The results from this pilot study are shown in Table 3; the mean resting systolic and diastolic blood pressures decreased by 7% and 10% compared to baseline in these patients. Mean resting values for right atrial pressure, pulmonary artery pressure, pulmonary artery occluded pressure and cardiac output decreased by 28%, 28%, 20% and 7% respectively. Even though this total dosage produced plasma sildenafil concentrations which were approximately 2 to 5 times higher than the mean maximum plasma concentrations following a single oral dose of 100 mg in healthy male volunteers, the hemodynamic response to exercise was preserved in these patients.
In a double-blind study, 144 patients with erectile dysfunction and chronic stable angina limited by exercise, not receiving chronic oral nitrates, were randomized to a single dose of placebo or sildenafil tablets 100 mg 1 hour prior to exercise testing. The primary endpoint was time to limiting angina in the evaluable cohort. The mean times (adjusted for baseline) to onset of limiting angina were 423.6 and 403.7 seconds for sildenafil (N=70) and placebo, respectively. These results demonstrated that the effect of sildenafil tablets on the primary endpoint was statistically non-inferior to placebo.

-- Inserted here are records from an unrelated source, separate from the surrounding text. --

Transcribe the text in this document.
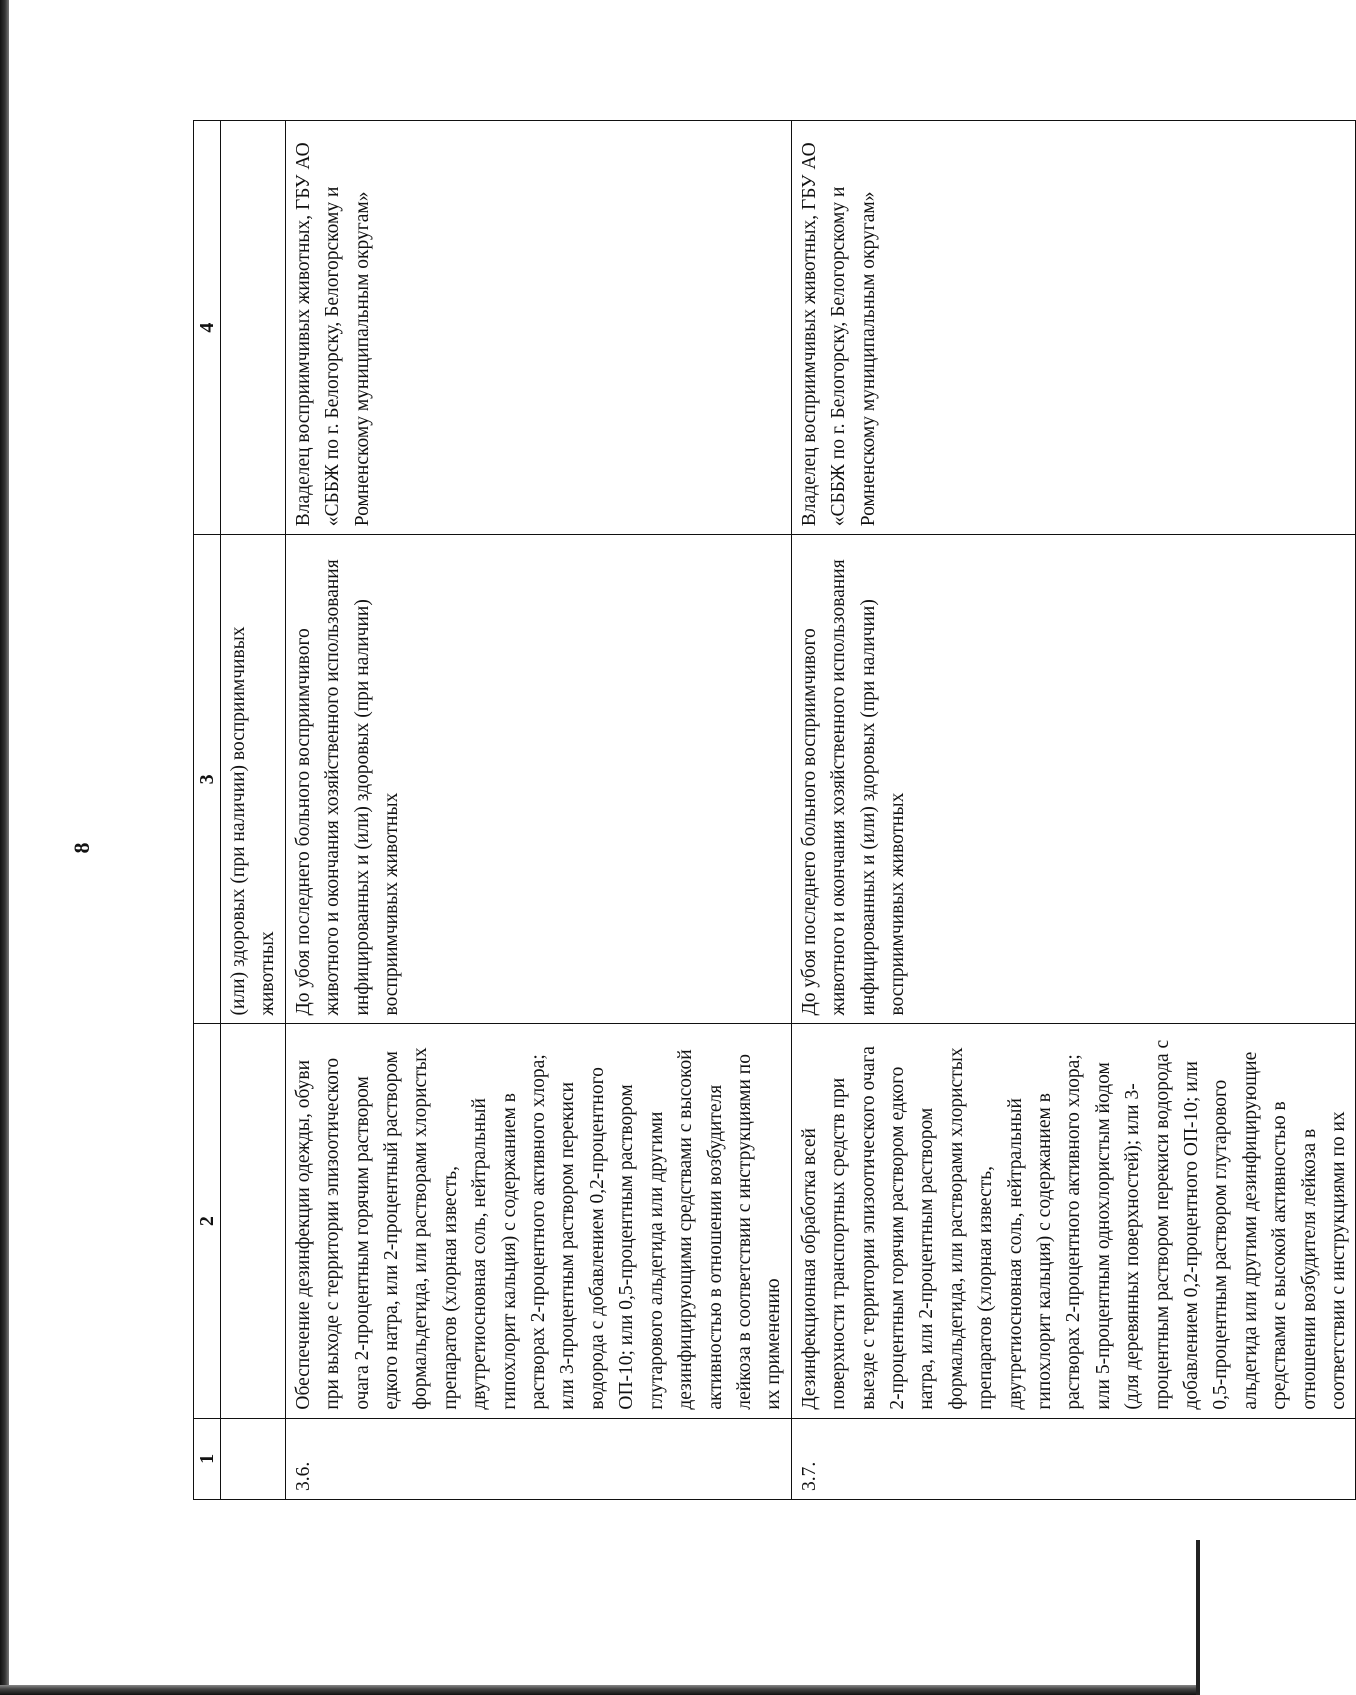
8
1	2	3	4
		(или) здоровых (при наличии) восприимчивых животных	
3.6.	Обеспечение дезинфекции одежды, обуви при выходе с территории эпизоотического очага 2-процентным горячим раствором едкого натра, или 2-процентный раствором формальдегида, или растворами хлористых препаратов (хлорная известь, двутретиосновная соль, нейтральный гипохлорит кальция) с содержанием в растворах 2-процентного активного хлора; или 3-процентным раствором перекиси водорода с добавлением 0,2-процентного ОП-10; или 0,5-процентным раствором глутарового альдегида или другими дезинфицирующими средствами с высокой активностью в отношении возбудителя лейкоза в соответствии с инструкциями по их применению	До убоя последнего больного восприимчивого животного и окончания хозяйственного использования инфицированных и (или) здоровых (при наличии) восприимчивых животных	Владелец восприимчивых животных, ГБУ АО «СББЖ по г. Белогорску, Белогорскому и Ромненскому муниципальным округам»
3.7.	Дезинфекционная обработка всей поверхности транспортных средств при выезде с территории эпизоотического очага 2-процентным горячим раствором едкого натра, или 2-процентным раствором формальдегида, или растворами хлористых препаратов (хлорная известь, двутретиосновная соль, нейтральный гипохлорит кальция) с содержанием в растворах 2-процентного активного хлора; или 5-процентным однохлористым йодом (для деревянных поверхностей); или 3-процентным раствором перекиси водорода с добавлением 0,2-процентного ОП-10; или 0,5-процентным раствором глутарового альдегида или другими дезинфицирующие средствами с высокой активностью в отношении возбудителя лейкоза в соответствии с инструкциями по их	До убоя последнего больного восприимчивого животного и окончания хозяйственного использования инфицированных и (или) здоровых (при наличии) восприимчивых животных	Владелец восприимчивых животных, ГБУ АО «СББЖ по г. Белогорску, Белогорскому и Ромненскому муниципальным округам»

Effects of sildenafil tablets on Vision: At single oral doses of 100 mg and 200 mg, transient dose- related impairment of color discrimination was detected using the Farnsworth-Munsell 100-hue test, with peak effects near the time of peak plasma levels. This finding is consistent with the inhibition of PDE6, which is involved in phototransduction in the retina. Subjects in the study reported this finding as difficulties in discriminating blue/green. An evaluation of visual function at doses up to twice the maximum recommended dose revealed no effects of sildenafil tablets on visual acuity, intraocular pressure, or pupillometry.
Effects of sildenafil tablets on Sperm: There was no effect on sperm motility or morphology after single 100 mg oral doses of sildenafil tablets in healthy volunteers.